Key Validation and Hashing

As discussed earlier, a process uses that key in its memory key ring whose hash matches the hash in the database or journal file header; the file name is not checked. MUPIP CREATE computes the hash value for the key at database creation time, and writes it to the database file header. When GT.M creates a new journal file for an encrypted database file, it copies the hash from the database file header into the journal file header. Similarly, MUPIP EXTRACT -FORMAT=BINARY, places the database file hash in the extract, which is encrypted; indeed, since an extract can come from multiple database files, extract places the hash from the file header of each encrypted database in the extract. When processing each section in the extract, MUPIP LOAD uses that key in its memory key ring that matches the hash for each section of the extract.

Database Operation

On disk, database and journal files are always encrypted - GT.M never writes unencrypted data to an encrypted database or journal file. GT.M uses decryption when reading data records from disk, and encryption when it writes data records to disk.

With encrypted databases, the number of global buffers allocated is automatically doubled, for example, if the database file header specifies 2000 global buffers, when the file is opened, GT.M automatically allocates 4000 global buffers. Global buffers are used in pairs: one global buffer has a copy of the encrypted database block as it exists on disk and the other has a copy of the unencrypted version. There is no change to the size of the control structures (including lock space and journal buffers) in shared memory. So, when using encrypted databases, you need to adjust your calculations of memory and shared memory usage accordingly: for each open database file, the shared memory usage will increase by the number of global buffers times the block size. For example, if the block size of a database file is 4KB, with 2048 global buffers, and the shared memory segment for that database file occupies 9MB when unencrypted, it occupies 17MB when the file is encrypted. Depending on your operating system you may need to change system configuration and tuning parameters. Other than global buffers, there is no change to memory usage with encryption.

Encrypted databases consume additional CPU resources for encryption and decryption.
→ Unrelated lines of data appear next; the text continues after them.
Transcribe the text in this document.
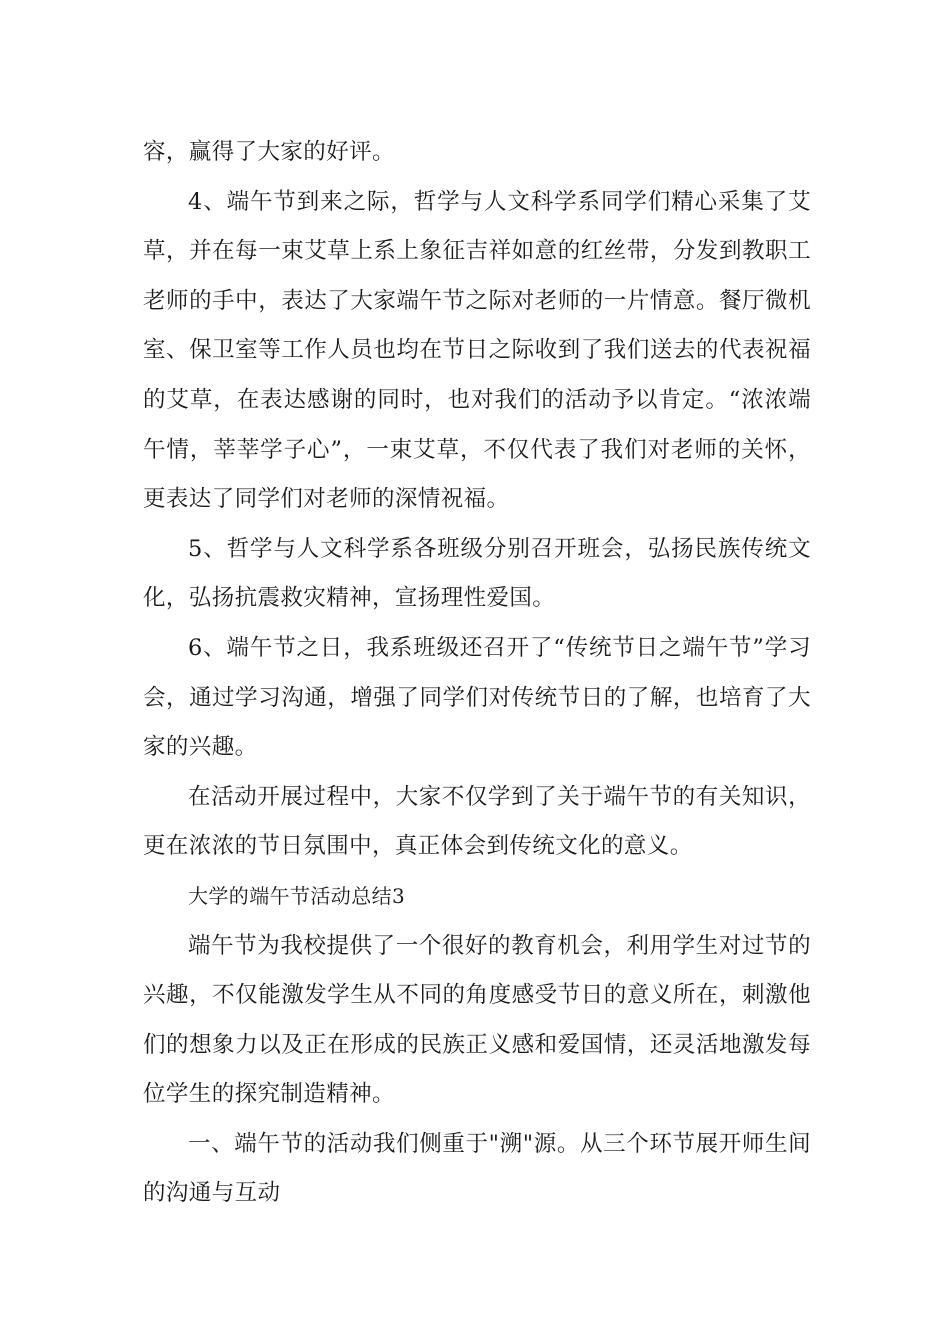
容，赢得了大家的好评。

4、端午节到来之际，哲学与人文科学系同学们精心采集了艾草，并在每一束艾草上系上象征吉祥如意的红丝带，分发到教职工老师的手中，表达了大家端午节之际对老师的一片情意。餐厅微机室、保卫室等工作人员也均在节日之际收到了我们送去的代表祝福的艾草，在表达感谢的同时，也对我们的活动予以肯定。“浓浓端午情，莘莘学子心”，一束艾草，不仅代表了我们对老师的关怀，更表达了同学们对老师的深情祝福。

5、哲学与人文科学系各班级分别召开班会，弘扬民族传统文化，弘扬抗震救灾精神，宣扬理性爱国。

6、端午节之日，我系班级还召开了“传统节日之端午节”学习会，通过学习沟通，增强了同学们对传统节日的了解，也培育了大家的兴趣。

在活动开展过程中，大家不仅学到了关于端午节的有关知识，更在浓浓的节日氛围中，真正体会到传统文化的意义。

大学的端午节活动总结3

端午节为我校提供了一个很好的教育机会，利用学生对过节的兴趣，不仅能激发学生从不同的角度感受节日的意义所在，刺激他们的想象力以及正在形成的民族正义感和爱国情，还灵活地激发每位学生的探究制造精神。

一、端午节的活动我们侧重于"溯"源。从三个环节展开师生间的沟通与互动
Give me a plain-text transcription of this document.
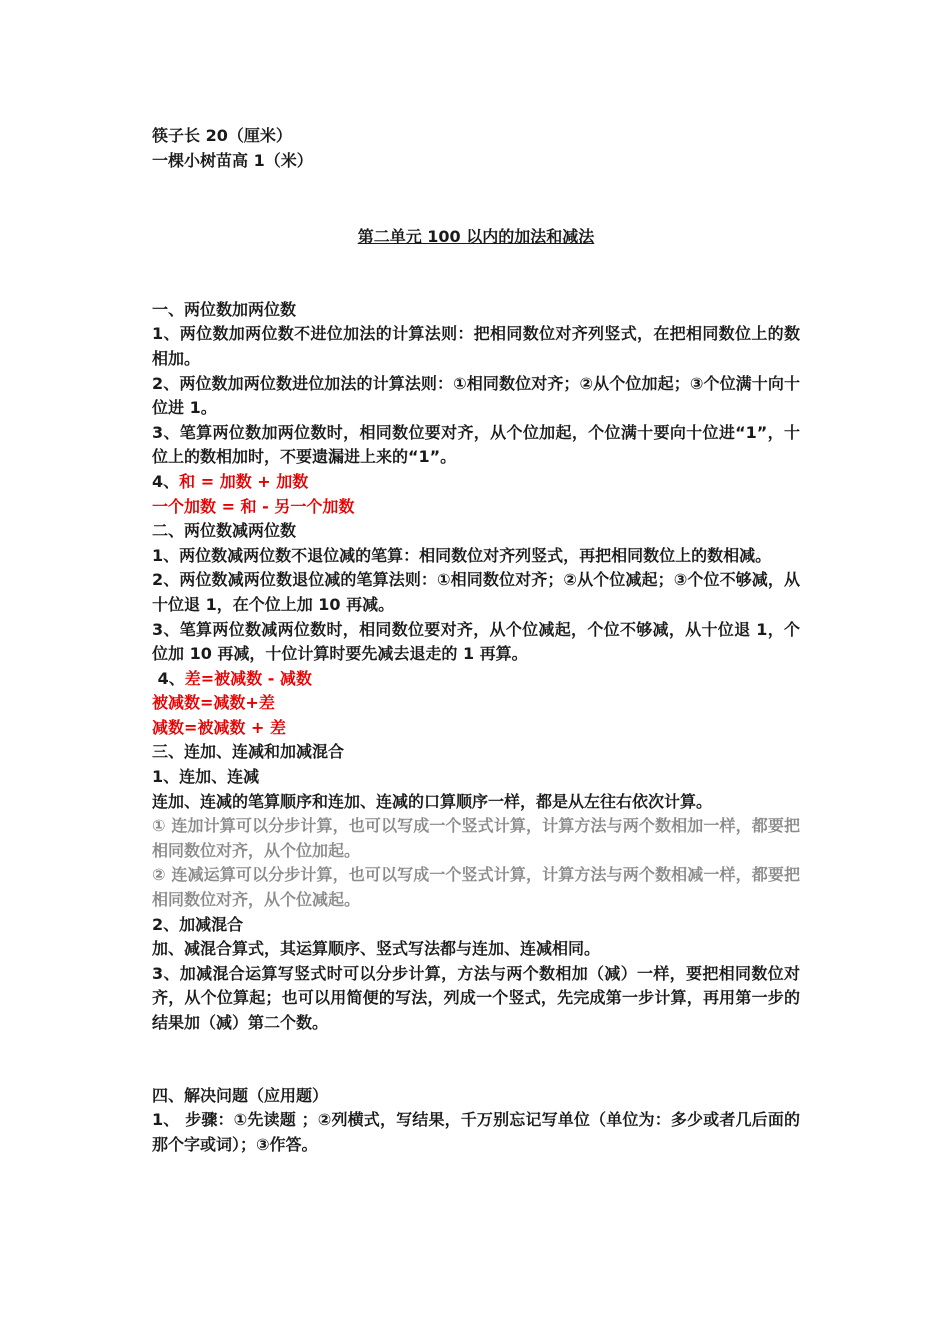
筷子长 20（厘米）

一棵小树苗高 1（米）

第二单元 100 以内的加法和减法

一、两位数加两位数

1、两位数加两位数不进位加法的计算法则：把相同数位对齐列竖式，在把相同数位上的数相加。

2、两位数加两位数进位加法的计算法则：①相同数位对齐；②从个位加起；③个位满十向十位进 1。

3、笔算两位数加两位数时，相同数位要对齐，从个位加起，个位满十要向十位进“1”，十位上的数相加时，不要遗漏进上来的“1”。

4、和 = 加数 + 加数

一个加数 = 和 - 另一个加数

二、两位数减两位数

1、两位数减两位数不退位减的笔算：相同数位对齐列竖式，再把相同数位上的数相减。

2、两位数减两位数退位减的笔算法则：①相同数位对齐；②从个位减起；③个位不够减，从十位退 1，在个位上加 10 再减。

3、笔算两位数减两位数时，相同数位要对齐，从个位减起，个位不够减，从十位退 1，个位加 10 再减，十位计算时要先减去退走的 1 再算。

4、差=被减数 - 减数

被减数=减数+差

减数=被减数 + 差

三、连加、连减和加减混合

1、连加、连减

连加、连减的笔算顺序和连加、连减的口算顺序一样，都是从左往右依次计算。

① 连加计算可以分步计算，也可以写成一个竖式计算，计算方法与两个数相加一样，都要把相同数位对齐，从个位加起。

② 连减运算可以分步计算，也可以写成一个竖式计算，计算方法与两个数相减一样，都要把相同数位对齐，从个位减起。

2、加减混合

加、减混合算式，其运算顺序、竖式写法都与连加、连减相同。

3、加减混合运算写竖式时可以分步计算，方法与两个数相加（减）一样，要把相同数位对齐，从个位算起；也可以用简便的写法，列成一个竖式，先完成第一步计算，再用第一步的结果加（减）第二个数。

四、解决问题（应用题）

1、 步骤：①先读题 ；②列横式，写结果，千万别忘记写单位（单位为：多少或者几后面的那个字或词）；③作答。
Without detailed knowledge of the chosen algorithms, the application patterns and hardware configuration, it is not possible to predict whether this will be appreciable, and whether application throughput will be affected. As far as possible, FIS has attempted to engineer GT.M database encryption so that the additional CPU resources are consumed outside software critical sections. The intention is to minimize the impact of encryption on application throughput, at least on computer systems that are not starved of CPU resources. You should determine the actual impact of encryption on your application when it runs on your system, preferably using a test environment that exactly reflects your production environment.